“I fished crab until last year, I got injured, my eye,” says the muddy guy at the turnout above the beach. “But hey, go down to the pier and wait for the boats to come in. You’ll get a whole crab for six — maybe eight bucks from those guys.” He points at a boat that’s crossing the water. “It’s a good deal, no soft shells. You like crab, right?”
It’s high tide at the dock and there are lots of people swinging crab traps into the water. The last time we were here, we walked around on the sand below the dock, looking up at the big wooden posts. This time, there’s no beach, the tide is all the way in, all the way up.
“His name is Frederick,” the kid says to me. I’m looking into a big plastic bucket that holds a crab. “You named him and now you’re gonna EAT him?!?” I asked the kid, and his Dad, standing behind me at the rail starts to laugh.
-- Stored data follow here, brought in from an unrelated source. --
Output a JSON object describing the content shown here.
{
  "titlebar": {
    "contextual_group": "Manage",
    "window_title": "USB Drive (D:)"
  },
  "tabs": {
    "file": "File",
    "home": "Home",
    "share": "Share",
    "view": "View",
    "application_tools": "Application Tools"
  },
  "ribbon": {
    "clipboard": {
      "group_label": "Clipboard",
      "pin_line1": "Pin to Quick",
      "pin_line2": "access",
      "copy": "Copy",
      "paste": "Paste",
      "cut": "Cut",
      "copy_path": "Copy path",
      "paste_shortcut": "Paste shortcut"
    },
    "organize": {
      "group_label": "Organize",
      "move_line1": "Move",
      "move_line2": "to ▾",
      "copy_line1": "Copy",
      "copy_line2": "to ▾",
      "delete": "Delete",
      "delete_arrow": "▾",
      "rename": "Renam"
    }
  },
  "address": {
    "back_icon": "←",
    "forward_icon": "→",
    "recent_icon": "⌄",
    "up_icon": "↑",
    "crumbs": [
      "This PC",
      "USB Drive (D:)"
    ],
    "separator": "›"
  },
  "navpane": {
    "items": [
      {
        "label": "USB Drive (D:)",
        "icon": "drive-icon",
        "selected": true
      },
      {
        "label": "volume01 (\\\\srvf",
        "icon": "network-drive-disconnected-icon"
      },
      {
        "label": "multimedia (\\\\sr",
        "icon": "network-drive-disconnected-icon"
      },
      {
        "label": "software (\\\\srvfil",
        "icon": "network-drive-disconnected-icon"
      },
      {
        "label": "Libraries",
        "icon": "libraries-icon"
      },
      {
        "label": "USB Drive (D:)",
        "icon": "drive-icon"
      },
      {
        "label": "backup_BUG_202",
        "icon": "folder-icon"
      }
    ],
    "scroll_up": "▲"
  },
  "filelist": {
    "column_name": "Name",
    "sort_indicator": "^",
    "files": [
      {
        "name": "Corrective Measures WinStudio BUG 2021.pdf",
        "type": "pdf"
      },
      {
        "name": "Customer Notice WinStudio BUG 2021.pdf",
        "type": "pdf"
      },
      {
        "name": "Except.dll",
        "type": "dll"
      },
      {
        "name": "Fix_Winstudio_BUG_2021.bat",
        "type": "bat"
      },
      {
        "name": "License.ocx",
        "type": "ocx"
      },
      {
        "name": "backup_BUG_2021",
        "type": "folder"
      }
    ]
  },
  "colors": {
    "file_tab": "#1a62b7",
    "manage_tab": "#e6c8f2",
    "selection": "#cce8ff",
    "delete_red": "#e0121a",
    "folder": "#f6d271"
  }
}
Crabs have to be six inches across to keep, so when the guy in the rain suit pulls his trap and none of them are big enough, he sweeps them off the dock back into the water with his feet.
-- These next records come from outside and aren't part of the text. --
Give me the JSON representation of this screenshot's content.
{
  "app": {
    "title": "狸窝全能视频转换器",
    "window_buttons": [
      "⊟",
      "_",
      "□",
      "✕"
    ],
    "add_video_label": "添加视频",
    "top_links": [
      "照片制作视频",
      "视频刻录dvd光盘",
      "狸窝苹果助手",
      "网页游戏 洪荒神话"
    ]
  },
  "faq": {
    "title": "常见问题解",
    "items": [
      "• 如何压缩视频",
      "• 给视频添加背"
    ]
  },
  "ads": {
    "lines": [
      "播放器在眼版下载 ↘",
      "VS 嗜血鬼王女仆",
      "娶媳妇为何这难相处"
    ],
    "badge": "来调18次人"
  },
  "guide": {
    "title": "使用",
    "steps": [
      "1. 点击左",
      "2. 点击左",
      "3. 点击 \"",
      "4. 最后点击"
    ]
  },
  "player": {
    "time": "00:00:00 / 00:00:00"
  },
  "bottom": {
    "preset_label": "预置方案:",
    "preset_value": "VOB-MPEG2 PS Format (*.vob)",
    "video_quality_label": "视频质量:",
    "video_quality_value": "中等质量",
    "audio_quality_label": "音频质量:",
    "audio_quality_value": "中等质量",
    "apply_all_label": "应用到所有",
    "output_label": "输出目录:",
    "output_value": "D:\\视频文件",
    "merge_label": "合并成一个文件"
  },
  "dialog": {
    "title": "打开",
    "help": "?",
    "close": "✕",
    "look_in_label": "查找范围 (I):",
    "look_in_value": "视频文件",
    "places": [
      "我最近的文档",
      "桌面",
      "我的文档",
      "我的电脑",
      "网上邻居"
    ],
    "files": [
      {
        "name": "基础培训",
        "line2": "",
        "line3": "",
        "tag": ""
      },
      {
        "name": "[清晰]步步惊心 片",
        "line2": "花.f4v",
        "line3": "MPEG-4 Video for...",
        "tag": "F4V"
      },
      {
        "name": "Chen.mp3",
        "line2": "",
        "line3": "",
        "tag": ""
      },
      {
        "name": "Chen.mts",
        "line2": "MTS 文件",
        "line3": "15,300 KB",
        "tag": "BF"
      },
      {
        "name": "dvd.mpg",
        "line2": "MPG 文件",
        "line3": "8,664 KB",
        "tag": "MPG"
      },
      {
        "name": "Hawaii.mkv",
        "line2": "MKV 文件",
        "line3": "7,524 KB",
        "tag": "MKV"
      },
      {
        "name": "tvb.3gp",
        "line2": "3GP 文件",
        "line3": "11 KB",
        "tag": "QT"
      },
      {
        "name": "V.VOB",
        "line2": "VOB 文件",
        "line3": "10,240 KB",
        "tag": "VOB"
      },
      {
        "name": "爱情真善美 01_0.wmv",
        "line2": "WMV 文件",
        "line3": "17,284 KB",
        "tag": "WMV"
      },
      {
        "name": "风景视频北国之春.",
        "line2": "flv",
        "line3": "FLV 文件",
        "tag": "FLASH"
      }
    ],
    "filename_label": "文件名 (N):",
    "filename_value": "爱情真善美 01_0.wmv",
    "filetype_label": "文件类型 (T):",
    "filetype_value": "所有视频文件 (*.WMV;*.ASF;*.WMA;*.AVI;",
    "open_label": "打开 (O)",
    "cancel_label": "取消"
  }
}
“They’re dredging out there to make it easier for the boats to get into the marina,” he says, “and the crabbing hasn’t been that great. Usually, they come in when the tide comes up and they go back out when it starts to go out, but they’re small and there aren’t that many of them, so maybe they’ve gone elsewhere.”
A couple of guys compare crab gauges — a measuring gizmo used to make sure your catch is regulation size. The kids — the ones with Frederick the Crab — are playing with a few smaller crabs they’ve separated out into a cardboard box. They’ll throw them back before the day is done, but as we walk away, one of the girls is holding a crab up by it’s front pincer arms while her brother tells her, “Be careful, you’re hurting it” “No I’m not,” she insists, “you’re SUPPOSED to hold them like this!”